Sekitar pukul 23.00 tadi malam, KPK menyampaikan keterangan resmi terkait dengan OTT tersebut. Wakil Ketua KPK Nawawi Pomolango menyampaikan bahwa OTT tersebut terkait dengan suap pengurusan perkara di Pengadilan Negeri Surabaya. Setelah cukup alat bukti, KPK menetapkan tiga orang tersangka.
”Sebagai pemberi HK, sebagai penerima HD (Hamdan) dan IIH (Itong),” jelas dia.
Berdasar penyidikan yang dilakukan sejauh ini, Nawawi menyatakan bahwa pihaknya menduga ada uang sebesar Rp 1,3 miliar yang disiapkan untuk menyuap Itong.

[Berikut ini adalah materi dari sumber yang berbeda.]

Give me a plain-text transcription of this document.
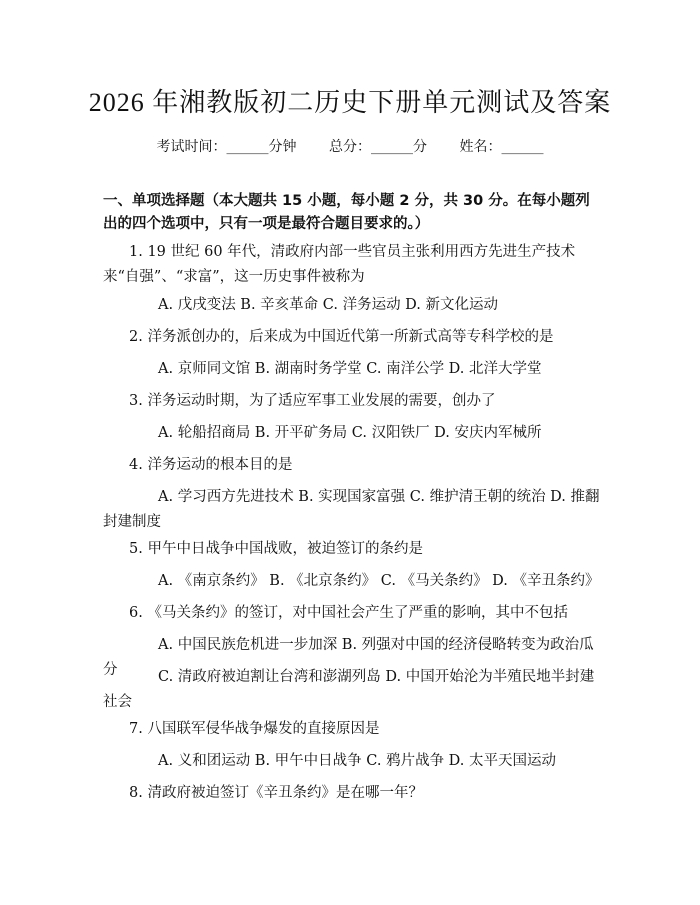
2026 年湘教版初二历史下册单元测试及答案
考试时间：______分钟 总分：______分 姓名：______
一、单项选择题（本大题共 15 小题，每小题 2 分，共 30 分。在每小题列出的四个选项中，只有一项是最符合题目要求的。）
1. 19 世纪 60 年代，清政府内部一些官员主张利用西方先进生产技术来“自强”、“求富”，这一历史事件被称为
A. 戊戌变法 B. 辛亥革命 C. 洋务运动 D. 新文化运动
2. 洋务派创办的，后来成为中国近代第一所新式高等专科学校的是
A. 京师同文馆 B. 湖南时务学堂 C. 南洋公学 D. 北洋大学堂
3. 洋务运动时期，为了适应军事工业发展的需要，创办了
A. 轮船招商局 B. 开平矿务局 C. 汉阳铁厂 D. 安庆内军械所
4. 洋务运动的根本目的是
A. 学习西方先进技术 B. 实现国家富强 C. 维护清王朝的统治 D. 推翻封建制度
5. 甲午中日战争中国战败，被迫签订的条约是
A. 《南京条约》 B. 《北京条约》 C. 《马关条约》 D. 《辛丑条约》
6. 《马关条约》的签订，对中国社会产生了严重的影响，其中不包括
A. 中国民族危机进一步加深 B. 列强对中国的经济侵略转变为政治瓜分	C. 清政府被迫割让台湾和澎湖列岛 D. 中国开始沦为半殖民地半封建社会
7. 八国联军侵华战争爆发的直接原因是
A. 义和团运动 B. 甲午中日战争 C. 鸦片战争 D. 太平天国运动
8. 清政府被迫签订《辛丑条约》是在哪一年？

”Sebagai langkah awal realisasi dari uang Rp1,3 miliar dimaksud, tersangka HK menemui tersangka HD selaku panitera pengganti pada Pengadilan Negeri Surabaya dan meminta agar hakim yang menangani perkaranya bisa memutus sesuai dengan keinginan tersangka HK,” terang dia.
Untuk memastikan perkara tersebut berjalan sesuai keinginan, Hendro berulang kali menjalin komunikasi dengan Hamdan. Mereka berkomunikasi melalui sambungan telepon dengan menggunakan istilah upeti.

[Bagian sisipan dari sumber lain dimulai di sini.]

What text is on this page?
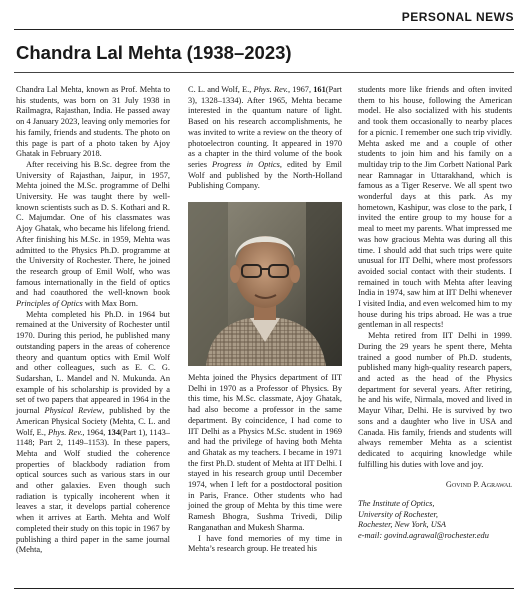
PERSONAL NEWS
Chandra Lal Mehta (1938–2023)

Chandra Lal Mehta, known as Prof. Mehta to his students, was born on 31 July 1938 in Railmagra, Rajasthan, India. He passed away on 4 January 2023, leaving only memories for his family, friends and students. The photo on this page is part of a photo taken by Ajoy Ghatak in February 2018.

After receiving his B.Sc. degree from the University of Rajasthan, Jaipur, in 1957, Mehta joined the M.Sc. programme of Delhi University. He was taught there by well-known scientists such as D. S. Kothari and R. C. Majumdar. One of his classmates was Ajoy Ghatak, who became his lifelong friend. After finishing his M.Sc. in 1959, Mehta was admitted to the Physics Ph.D. programme at the University of Rochester. There, he joined the research group of Emil Wolf, who was famous internationally in the field of optics and had coauthored the well-known book Principles of Optics with Max Born.

Mehta completed his Ph.D. in 1964 but remained at the University of Rochester until 1970. During this period, he published many outstanding papers in the areas of coherence theory and quantum optics with Emil Wolf and other colleagues, such as E. C. G. Sudarshan, L. Mandel and N. Mukunda. An example of his scholarship is provided by a set of two papers that appeared in 1964 in the journal Physical Review, published by the American Physical Society (Mehta, C. L. and Wolf, E., Phys. Rev., 1964, 134(Part 1), 1143–1148; Part 2, 1149–1153). In these papers, Mehta and Wolf studied the coherence properties of blackbody radiation from optical sources such as various stars in our and other galaxies. Even though such radiation is typically incoherent when it leaves a star, it develops partial coherence when it arrives at Earth. Mehta and Wolf completed their study on this topic in 1967 by publishing a third paper in the same journal (Mehta,

C. L. and Wolf, E., Phys. Rev., 1967, 161(Part 3), 1328–1334). After 1965, Mehta became interested in the quantum nature of light. Based on his research accomplishments, he was invited to write a review on the theory of photoelectron counting. It appeared in 1970 as a chapter in the third volume of the book series Progress in Optics, edited by Emil Wolf and published by the North-Holland Publishing Company.

Mehta joined the Physics department of IIT Delhi in 1970 as a Professor of Physics. By this time, his M.Sc. classmate, Ajoy Ghatak, had also become a professor in the same department. By coincidence, I had come to IIT Delhi as a Physics M.Sc. student in 1969 and had the privilege of having both Mehta and Ghatak as my teachers. I became in 1971 the first Ph.D. student of Mehta at IIT Delhi. I stayed in his research group until December 1974, when I left for a postdoctoral position in Paris, France. Other students who had joined the group of Mehta by this time were Ramesh Bhogra, Sushma Trivedi, Dilip Ranganathan and Mukesh Sharma.

I have fond memories of my time in Mehta’s research group. He treated his

students more like friends and often invited them to his house, following the American model. He also socialized with his students and took them occasionally to nearby places for a picnic. I remember one such trip vividly. Mehta asked me and a couple of other students to join him and his family on a multiday trip to the Jim Corbett National Park near Ramnagar in Uttarakhand, which is famous as a Tiger Reserve. We all spent two wonderful days at this park. As my hometown, Kashipur, was close to the park, I invited the entire group to my house for a meal to meet my parents. What impressed me was how gracious Mehta was during all this time. I should add that such trips were quite unusual for IIT Delhi, where most professors avoided social contact with their students. I remained in touch with Mehta after leaving India in 1974, saw him at IIT Delhi whenever I visited India, and even welcomed him to my house during his trips abroad. He was a true gentleman in all respects!

Mehta retired from IIT Delhi in 1999. During the 29 years he spent there, Mehta trained a good number of Ph.D. students, published many high-quality research papers, and acted as the head of the Physics department for several years. After retiring, he and his wife, Nirmala, moved and lived in Mayur Vihar, Delhi. He is survived by two sons and a daughter who live in USA and Canada. His family, friends and students will always remember Mehta as a scientist dedicated to acquiring knowledge while fulfilling his duties with love and joy.

Govind P. Agrawal

The Institute of Optics,
University of Rochester,
Rochester, New York, USA
e-mail: govind.agrawal@rochester.edu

”Untuk menyamarkan maksud dari pemberian uang,” jelas Nawawi. Setiap berkomunikasi dengan Hendro, Hamdan selalu melaporkan hasilnya kepada Itong.
Menurut Nawawi, putusan yang diinginkan oleh Hendro diantaranya agar Soyu Giri Primedika dinyatakan dibubarkan dengan nilai aset yang bisa dibagi sejumlah Rp 50 miliar. “HD lalu menyampaikan keinginan tersangka HK kepada tersangka IIH dan tersangka IIH menyatakan bersedia dengan adanya imbalan sejumlah uang,” jelas dia.